In fact, many automotive observers and experts believe we’ve reached a tipping point, which arrived when gas prices crossed the $3.50 per gallon mark. Sales of compact and subcompact cars accounted for about 20 percent of total auto sales in April, a first for the industry, according to The New York Times. And many believe the trend will continue, with sales of small cars continuing to grow steadily while sales of larger vehicles, such as big SUVs, continue to shrink.
So what’s available in showrooms today for drivers who are looking for better fuel efficiency? Quite a lot, as it turns out, including some models you might not expect. The Pontiac G5, for instance, gets up to 35 miles per gallon on the highway, although Pontiac recommends premium fuel, which sort of negates any mileage benefits cost-wise (the car will run on regular gasoline but not at peak performance). The Chevy Cobalt with the 2.2-liter, four-cylinder engine and manual shifter manages 33 miles per gallon, while the MAZDA3 four-door sedan with the 2.0-liter double-overhead-cam engine (above) gets up to 32 miles per gallon while still delivering a respectable 148 horsepower.

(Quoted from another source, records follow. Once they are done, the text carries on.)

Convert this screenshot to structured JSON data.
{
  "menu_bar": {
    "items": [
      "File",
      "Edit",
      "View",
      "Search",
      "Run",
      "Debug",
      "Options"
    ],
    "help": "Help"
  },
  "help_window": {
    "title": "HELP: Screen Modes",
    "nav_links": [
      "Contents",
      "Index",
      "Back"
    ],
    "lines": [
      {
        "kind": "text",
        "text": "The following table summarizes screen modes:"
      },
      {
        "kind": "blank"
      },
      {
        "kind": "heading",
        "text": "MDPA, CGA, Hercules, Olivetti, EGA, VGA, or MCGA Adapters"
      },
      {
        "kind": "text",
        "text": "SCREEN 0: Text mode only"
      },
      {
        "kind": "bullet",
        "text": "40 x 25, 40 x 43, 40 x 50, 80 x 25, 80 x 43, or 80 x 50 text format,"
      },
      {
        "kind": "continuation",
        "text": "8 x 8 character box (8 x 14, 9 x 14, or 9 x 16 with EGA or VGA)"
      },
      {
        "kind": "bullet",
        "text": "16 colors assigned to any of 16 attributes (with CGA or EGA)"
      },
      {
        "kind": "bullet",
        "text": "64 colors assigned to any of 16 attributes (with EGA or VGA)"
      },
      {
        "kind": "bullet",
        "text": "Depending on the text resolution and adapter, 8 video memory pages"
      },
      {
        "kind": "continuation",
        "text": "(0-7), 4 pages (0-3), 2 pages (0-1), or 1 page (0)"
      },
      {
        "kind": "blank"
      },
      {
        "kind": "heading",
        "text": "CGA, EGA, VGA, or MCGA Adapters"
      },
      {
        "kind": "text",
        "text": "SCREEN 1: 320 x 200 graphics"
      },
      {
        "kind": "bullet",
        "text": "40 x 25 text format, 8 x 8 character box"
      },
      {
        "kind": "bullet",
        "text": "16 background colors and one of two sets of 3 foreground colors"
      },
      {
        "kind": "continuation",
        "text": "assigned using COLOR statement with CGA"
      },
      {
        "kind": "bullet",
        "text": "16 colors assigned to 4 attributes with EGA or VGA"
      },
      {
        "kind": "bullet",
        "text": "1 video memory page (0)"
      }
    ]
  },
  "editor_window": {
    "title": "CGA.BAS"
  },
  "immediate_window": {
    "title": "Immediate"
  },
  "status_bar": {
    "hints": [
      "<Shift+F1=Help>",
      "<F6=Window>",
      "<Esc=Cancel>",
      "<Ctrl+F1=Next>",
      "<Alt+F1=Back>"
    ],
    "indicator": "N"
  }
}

Of course, trendy cars like the Honda Civic Hybrid (45 miles per gallon on the highway), the MINI Cooper (up to 37 miles per gallon), the Scion xD (33 miles per gallon), and the venerable Toyota Corolla with the four-cylinder, 1.8-liter engine (35 miles per gallon) all represent good options for budget-crunching drivers. The fact that those cars are imports is not lost on Detroit, which finds itself scrambling as drivers migrate away from profitable SUVs to less-profitable compacts and subcompacts. What will this mean for American automakers, and how will they respond to this fundamental shift in buyers’ driving habits? Stay tuned – we’re about to find out.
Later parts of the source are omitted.